Pour de nombreux cinéphiles, Gérard Philipe est Fanfan la Tulipe. Il existe cependant assez peu de reportages sur le tournage de ce petit chef d’œuvre d’humour et de cape et d’épée. Voici donc quelques informations sur les coulisses de l’action…
Une préparation sportive
En juin 1951, Gérard Philipe avait
commencé l’entraînement nécessaire pour incarner son personnage de bretteur
risque-tout, comme le relatait Robert Chazal dans Paris-presse,
L’Intransigeant (15 juin 1951) :
« Gérard Philipe interprétera ce rôle — nouveau pour lui — de joli cœur, redresseur de torts, bretteur et cavalier. Il a recommencé à s'entraîner à l’épée et à monter à cheval, tout comme avant la Chartreuse de Parme. Le film lui fera faire, en effet, de véritables prouesses sportives. C'est ainsi qu'il devra se jeter de la cime d'un peuplier, que ses poursuivants abattent à la hache, dans les eaux protectrices d’une rivière. » (!)
Cette cascade, si elle était bien prévue, ne restera pas dans la version filmée...
Quant à la future « Mme Fanfan-la-Tulipe » italienne, elle arrive à Paris début août et est accueillie à l’aéroport par son prestigieux partenaire. (Photo parue dans Paris-presse, L’Intransigeant du 11 août 1951).
Ce même quotidien raconte également que, « infatigable, Christian Jaque a commencé son nouveau film, "Fanfan la Tulipe", deux heures exactement après avoir terminé le dernier, "Barbe-Bleue". Cet intervalle, il l'a consacré à aller ou cinéma voir "Juliette ou la Clef des songes" »… un film avec Gérard Philipe. Voulait-il voir comment avait évolué le jeu de son interprète de La Chartreuse de Parme ? De son côté, le scénariste Henri Jeanson travaille toujours sur les dialogues du film.
Engagé au début de 1951, c’est durant l’été que Gérard Philipe débute le tournage de Fanfan la Tulipe. Le 20 août, très exactement.
Un film sur les coulisses du tournage de Fanfan-la-Tulipe
Avant d’indiquer les lieux du tournage, voici l’URL d’une très précieuse vidéo d’environ 27 minutes, publiée par l’Institut national de l’audiovisuel. Dans ce film (muet), on peut voir différentes séquences sur les prises de vues réalisées dans différents décors naturels.
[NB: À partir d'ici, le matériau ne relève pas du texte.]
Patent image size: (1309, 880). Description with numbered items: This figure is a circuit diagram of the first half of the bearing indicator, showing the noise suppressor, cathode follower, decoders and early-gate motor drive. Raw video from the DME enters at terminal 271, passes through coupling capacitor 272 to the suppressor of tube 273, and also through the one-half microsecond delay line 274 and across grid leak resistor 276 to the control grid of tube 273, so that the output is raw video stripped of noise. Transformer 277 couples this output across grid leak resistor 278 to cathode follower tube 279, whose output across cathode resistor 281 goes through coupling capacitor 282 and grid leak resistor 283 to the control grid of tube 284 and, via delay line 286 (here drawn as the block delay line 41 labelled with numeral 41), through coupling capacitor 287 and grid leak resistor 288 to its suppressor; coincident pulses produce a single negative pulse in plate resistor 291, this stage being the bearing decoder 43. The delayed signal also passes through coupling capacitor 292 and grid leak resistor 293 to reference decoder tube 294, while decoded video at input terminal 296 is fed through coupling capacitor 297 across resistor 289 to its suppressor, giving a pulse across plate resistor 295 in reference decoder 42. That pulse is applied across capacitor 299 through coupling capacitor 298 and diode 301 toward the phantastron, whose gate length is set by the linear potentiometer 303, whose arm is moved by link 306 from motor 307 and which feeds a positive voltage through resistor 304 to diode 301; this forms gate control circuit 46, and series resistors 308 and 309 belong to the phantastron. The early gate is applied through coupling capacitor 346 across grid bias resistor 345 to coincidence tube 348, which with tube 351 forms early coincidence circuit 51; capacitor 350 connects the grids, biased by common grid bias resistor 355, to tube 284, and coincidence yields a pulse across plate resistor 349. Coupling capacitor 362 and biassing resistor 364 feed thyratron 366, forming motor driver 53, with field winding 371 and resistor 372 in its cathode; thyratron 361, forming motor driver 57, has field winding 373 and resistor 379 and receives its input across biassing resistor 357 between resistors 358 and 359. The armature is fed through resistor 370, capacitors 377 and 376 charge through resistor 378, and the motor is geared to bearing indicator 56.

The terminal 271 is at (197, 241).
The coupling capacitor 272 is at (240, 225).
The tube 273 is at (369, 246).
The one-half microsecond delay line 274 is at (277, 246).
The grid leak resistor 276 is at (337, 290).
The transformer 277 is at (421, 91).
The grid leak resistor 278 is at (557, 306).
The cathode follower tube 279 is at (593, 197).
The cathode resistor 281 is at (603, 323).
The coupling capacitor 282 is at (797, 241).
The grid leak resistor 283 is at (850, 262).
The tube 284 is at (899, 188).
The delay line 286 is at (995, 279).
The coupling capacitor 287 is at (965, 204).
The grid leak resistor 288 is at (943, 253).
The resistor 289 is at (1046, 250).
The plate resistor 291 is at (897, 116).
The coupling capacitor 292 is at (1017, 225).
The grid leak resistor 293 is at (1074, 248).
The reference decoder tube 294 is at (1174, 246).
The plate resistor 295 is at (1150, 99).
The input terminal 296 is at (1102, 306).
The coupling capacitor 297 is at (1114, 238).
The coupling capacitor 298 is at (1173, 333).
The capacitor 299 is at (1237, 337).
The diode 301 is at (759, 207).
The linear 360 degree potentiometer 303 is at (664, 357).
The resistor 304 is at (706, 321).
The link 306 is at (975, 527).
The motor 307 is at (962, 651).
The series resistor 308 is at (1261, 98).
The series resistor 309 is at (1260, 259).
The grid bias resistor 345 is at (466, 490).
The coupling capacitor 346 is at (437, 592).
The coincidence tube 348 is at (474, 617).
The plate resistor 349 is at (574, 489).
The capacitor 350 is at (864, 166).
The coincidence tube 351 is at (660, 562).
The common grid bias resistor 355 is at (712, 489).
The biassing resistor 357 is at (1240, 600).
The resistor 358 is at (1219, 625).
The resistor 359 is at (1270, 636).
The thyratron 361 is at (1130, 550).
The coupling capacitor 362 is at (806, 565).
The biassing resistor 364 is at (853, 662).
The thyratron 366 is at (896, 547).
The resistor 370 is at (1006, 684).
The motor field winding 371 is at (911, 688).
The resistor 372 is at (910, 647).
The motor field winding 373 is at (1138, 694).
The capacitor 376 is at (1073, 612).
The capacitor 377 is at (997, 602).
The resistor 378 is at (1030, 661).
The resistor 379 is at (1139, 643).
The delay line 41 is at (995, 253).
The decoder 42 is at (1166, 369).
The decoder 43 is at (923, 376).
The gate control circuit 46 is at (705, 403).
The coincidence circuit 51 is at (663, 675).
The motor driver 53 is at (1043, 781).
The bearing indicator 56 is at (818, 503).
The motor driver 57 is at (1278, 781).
Durée de 6 minutes environ : tournage de la bataille (fantassins et cavaliers, artillerie), avec le décollage de l’avion utilisé pour les prises de vue aériennes. On voit aussi le réalisateur Christian-Jaque.
Durée d’une minute environ : la doublure de Gérard Philipe escalade la façade du château de Maintenon.
Durée de 5 minutes environ : tournage à Beynes de la poursuite du carrosse emportant Adeline, par Fanfan, de Tranche-Montagne et de La Franchise (avec des doublures pour Fanfan et Adeline).
Durée de 5 minutes environ : scènes de cascade. Gérard Philipe parlant à des admiratrices.
Durée de 3 minutes environ : au château de Castellaras, répétition
du duel entre Gérard Philipe et Noël Roquevert. Gérard Philipe se prend pour Tarzan.
Durée de 4 minutes environ : scènes de duel avec Gérard Philipe et repas (À 17 minutes 43 secondes, on voit le repas de l’équipe, avec Gérard Philipe qui initie une bataille à coup de bouteille d’eau…)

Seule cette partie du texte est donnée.